By Batsirai Sango.
Poets are an integral part of the society, and it is through their work that we get to romanticize and chastise certain things, events, happenings and practices within different social constructs.
It is also through their work that we are also able to debunk the present from the past and vice versa, enabling us to draw profound lessons that help us in becoming a better people. The world’s most beautiful game has had personalities in recent times whose artistry can only be nothing short of poetry.
The land between the mighty rivers of Zambezi and Limpopo has had such luminaries, who have made the nation fall in love with the beautiful game, romanticize and reminisce in perpetuity of times gone by. In the modern game they go by the terms football pundits, football commentators and certain particular names quickly come to mind.
At the global level of the game, you have the English duo of Peter Drury and Gary Lineker who are the most prominent personalities in that regard.
On the local scene the game has truly been blessed with gems of football wordsmiths, from the legendary Charles Mabika, the ever immaculate Admire Taderera, Stanley Katsande, Lovemore Banda, Spencer Banda, the late Chengetai Ditima, the dynamic duo of Barry Manandi and Mike Madoda, are some the prolific names in that vein.
For the much older football fan the name Evans Mambara stands as the benchmark for the aforementioned class. The media is there to educate, entertain and inform and these guys have over the years managed to tick all 3 boxes with their art on both our television and radio sets. With the ceremonial home of Zimbabwean football, the giant National Sports stadium the venue of many epic, illustrious battles always full to the brim, these football poets, where on guard chaining out proverbs, metaphors, allegories that made and would make viewers and listeners feel like there were at the venue.
I mean who can forget Charles Mabika’s endless commentary on a goal scene “it’s a goooooaaaaaal”, and the effect it would have for those listening from radio sets or Admire Taderera’s versatility and how he would interchangeably use Ndebele and Shona in the instalment of the battle of Zimbabwe derby.
Versatility and being dynamic are the key aspects of commentary Lovemore Banda, Barry Manandi and Mike Madoda have shown just that doing commentary even with the gentleman’s game of cricket, a sheer testament of the enormous talent that is not being harnessed and put to great effect not only for the development of the art but of the game of football as well, as they are fountains, Oasis of knowledge when it comes to the most loved sport in the country.

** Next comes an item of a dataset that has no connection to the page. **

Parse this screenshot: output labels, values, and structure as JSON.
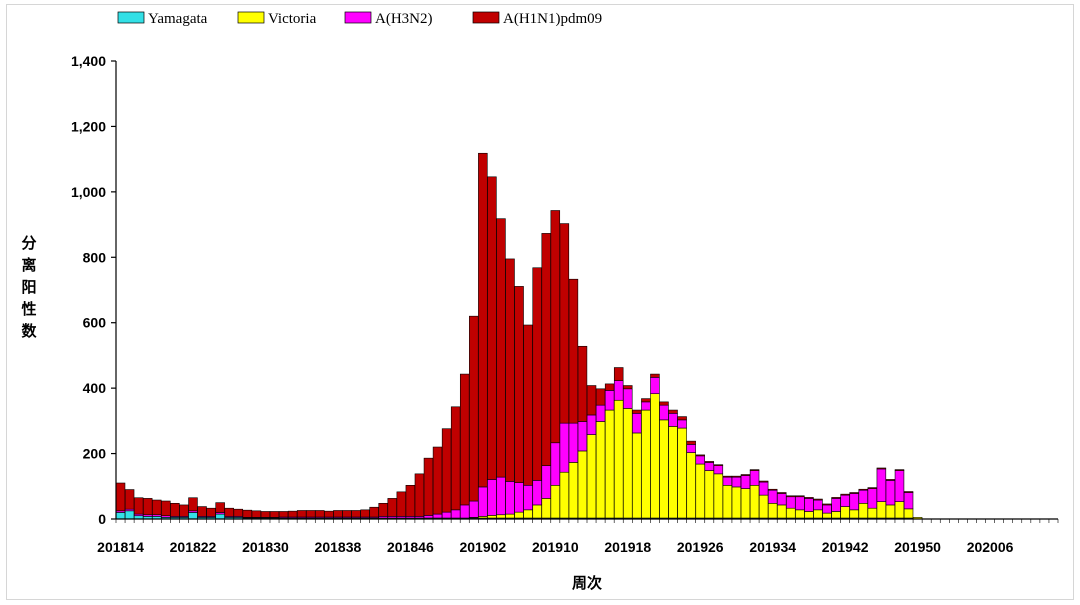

Their work has seemingly gone unnoticed a result of the failure and unwillingness of the authorities to open the waves for both television and radio broadcast, embracing also the new media with the advent of satellite television and social media, which in itself has made the trade and nation leg far behind.
You wonder whether it’s a deliberate ploy or sheer incompetence on the part of the authorities to keep the nation in eras gone by, that makes them deliberately impede the pluralization of media outlets that naturally will lead in growth and transformation. JOY tv a private television station was taken off the waves just when satellite television was beginning to encroach on to our shores.
Not far from home just across the Limpopo you individuals who have made big personalities of themselves from football commentary and punditry, with the likes of Thomas Kwenaite the founder of the biggest football show on the continent “Soccer Africa”, Sizwe Mabena, Tshepo Mabona, Robert Marawa, Thomas Mlambo, Andile Ncube the most revered in that regard. Baba Mthethwa being the most iconic, I mean who can forget or not fall in love with his commentary in the instalment of the Soweto derby Kaizer Chiefs taking on Orland Pirates, with the famous tag line “ho thaaata banna!”, a phrase he has copy written and has rights over a clear testament of the diverse, enormous nature of the industry.
If only in Zimbabwe’s case the media landscape was as liberal and plural as it is in South Africa our beloved jewels Charles Mabika and company would be huge, and it did not have to take foreign media entities to give opportunities to them in order to do that which they love most. Stanley Katsande once had a work stint with Canal France a media giant which speaks volumes to the appreciation others have of the potential and talent we possess.
With news also in February 2024 of Baba Mthethwa commencing the search for the next generation of commentators, goes to show the conducive environment for the thriving of such talent and the need to harness.
Cry my beloved Zimbabwe that our talent and potential is going away and being wasted deliberately by the deliberate unwillingness of the powers that be not to open up and liberalize the waves under the pretext of safeguarding the nation and population from shenanigans and machinations of the same old hymn song we have been told for more than 2 decades, that is of regime change.